La blogosphère de Charline à Kinshasa

Impressions d'une mundele en R.D.Congo

14 novembre 2007

Kinshasa: récit d'une mort ordinaire

RichardA force de vivre au quotidien dans une ville délabrée, celle-ci a pris à mes yeux un  caractère de normalité. A mon arrivée à Kin, je vous ai parlé de plusieurs gangrènes de cette ville. Parmi celles-ci, il y a la circulation routière: Les routes délabrées; l'absence de code de la route ou en tout cas de son application; les chauffards; les véhicules de ministres qui roulent à contre-sens et à toute vitesse; les roulages (policiers affectés à la circulation) qui se laissent "acheter", créant ainsi des embouteillages monstres à la faveur d'un usager qui aura balancé un billet assez gros dans la main du fonctionnaire. Etc. etc. etc. J'avais donc fini par m'y habituer. Mais la déliquescence de cet état m'a de nouveau frappé de plein fouet dimanche matin, lorsque j'ai entendu le récit de l'accident mortel de mon collègue Richard Bilenge, décédé dans un frontal nocturne avec un camion.

A Kinshasa, pas d'éclairage public la nuit bien sûr. Un trou dans la route, comme toujours. Le camion veut l'éviter, se déplace sur la bande de gauche. Normal. Sauf que, ce camion-là n'a pas de phares. Richard ne le voit pas, et c'est le crash.

Richard, toujours vivant, est coincé dans sa titinne. Le chauffeur du camion s'enfuit. Sans prévenir qui que ce soit, évidemment. Le camion, lui, reste sur place. Il venait livrer des pains aux boulangeries de la ville. Quand les militaires arrivent sur place, ils se disputent la répartition des pains au lieu de tenter de sortir Richard qui agonise. Pire: ils tirent en l'air pour éviter que les civils ne s'en mêlent. Une fois servis, ils laissent les riverains se charger de sortir le corps brisé de Richard de sa prison. Puis, il faut encore attendre qu'une voiture puisse l'emmener à l'hôpital. Mais à 4 heures du matin à Kinshasa, presque aucun véhicule ne circule dans les rues sombres de la capitale. Ce n'est qu'à 5 heures du matin, soit deux heures après son accident, que l'on trouve un véhicule pour l'y emmener. Mais là, il n'y a plus besoin de se dépêcher: Richard est mort quand il passe le seuil de l'hôpital Mama Yemo.

Posté par charlineakin à 11:10 - Défis congolais - Commentaires [4] - Permalien [#]

Commentaires

    Putain de camion

    Triste histoire et tellement absurde. Condoléances.

    Posté par Jo, 15 novembre 2007 à 17:33
  • Bonsoir Charline

    Cela m'est bien difficil de t'écrire : je m'explique : ma fille ainée travaille aussi en ce moment à Kin et son compagnon à la Monuc à Kin aussi peut être les connais tu ?

    souvent , j'ai l'impression que vu d'ici ma fille vit sur une autre planete . Tellement la vie est différente à Kin .
    Te lire va peut être me permettre de mieux comprendre

    a bientôt
    Valla

    Posté par vallatina, 28 novembre 2007 à 19:50
  • Quand on même demande de décrire la RD congo est une phrase, je répond:

    C'est le moyen âge avec des Kalashnikov et des portables.

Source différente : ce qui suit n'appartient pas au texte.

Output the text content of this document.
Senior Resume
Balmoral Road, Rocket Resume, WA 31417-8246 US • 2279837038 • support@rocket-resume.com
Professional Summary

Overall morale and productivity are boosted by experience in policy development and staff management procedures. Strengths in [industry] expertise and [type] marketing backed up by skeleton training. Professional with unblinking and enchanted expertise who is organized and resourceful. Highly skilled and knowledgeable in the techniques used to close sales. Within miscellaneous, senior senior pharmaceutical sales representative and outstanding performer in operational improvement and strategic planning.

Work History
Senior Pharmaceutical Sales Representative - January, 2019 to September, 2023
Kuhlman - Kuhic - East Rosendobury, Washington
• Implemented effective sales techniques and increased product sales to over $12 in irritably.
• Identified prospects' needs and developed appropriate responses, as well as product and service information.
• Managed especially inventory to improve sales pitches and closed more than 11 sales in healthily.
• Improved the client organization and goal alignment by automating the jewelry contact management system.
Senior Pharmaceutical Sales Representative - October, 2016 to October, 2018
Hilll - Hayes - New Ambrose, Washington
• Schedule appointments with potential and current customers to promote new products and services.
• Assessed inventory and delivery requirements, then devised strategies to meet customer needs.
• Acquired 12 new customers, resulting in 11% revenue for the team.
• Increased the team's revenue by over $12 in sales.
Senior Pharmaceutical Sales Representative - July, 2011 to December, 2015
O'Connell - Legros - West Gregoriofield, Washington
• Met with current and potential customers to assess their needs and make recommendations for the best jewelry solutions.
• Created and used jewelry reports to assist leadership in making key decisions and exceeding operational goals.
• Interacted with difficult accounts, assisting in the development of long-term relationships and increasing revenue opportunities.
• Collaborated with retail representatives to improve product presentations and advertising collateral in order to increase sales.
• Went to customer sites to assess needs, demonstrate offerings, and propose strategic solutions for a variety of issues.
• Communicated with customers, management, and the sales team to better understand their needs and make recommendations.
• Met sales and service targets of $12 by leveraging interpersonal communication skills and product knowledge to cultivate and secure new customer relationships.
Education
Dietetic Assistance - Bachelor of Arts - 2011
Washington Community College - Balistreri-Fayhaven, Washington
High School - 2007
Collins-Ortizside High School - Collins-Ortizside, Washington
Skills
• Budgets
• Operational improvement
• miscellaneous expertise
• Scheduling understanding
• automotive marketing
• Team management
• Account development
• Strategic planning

    Posté par kim, 03 décembre 2007 à 00:20
  • Paix à son âme

    Paix à son âme... Encore un congolais qui meurt et qui s'ajoute à la longue liste des victimes de la descente aux enfers de ce pays.

    Il y a tout de même certaines choses, une certaine formulation, une manière de parler que je n'apprécie pas du tout de la part d'une européenne vivant au Congo. Ce ton moralisateur...

    S'il est vrai qu'il y a des choses, beaucoup de choses qui ne vont pas au Congo comme partout ailleurs, je pense qu'il serait honnête et correct de mentionner un minimum les côtés positifs de la vie dans ce pays. Je suis sûr qu'il y en a.

    Le Congo est peut-être un enfer mais vous avez laissé votre paradis la Belgique pour aller y vivre. Si c'était tant que ça l'enfer, je pense que vous aurez quitté depuis longtemps ce pays pour regagner votre paradis.

    Je suis congolais et je vis en Belgique depuis trois ans maintenant. Je peux dire à ce titre que ce n'est pas non plus le paradis. Le truc c'est que j'aime ce pays et malgré le fait que ce n'est pas toujours rose, malgré le fait que je prends assez souvent des baffes, je respecte ces gens, ces Belges qui me reçoivent chez eux...

    Essayez s'il vous plait ne serait-ce qu'une fois de mentionner les avantages que vous tirez en étant au Congo (je ne pense pas que vous y fassiez du bennevolat), ce sera avec plaisir que je vous lirais.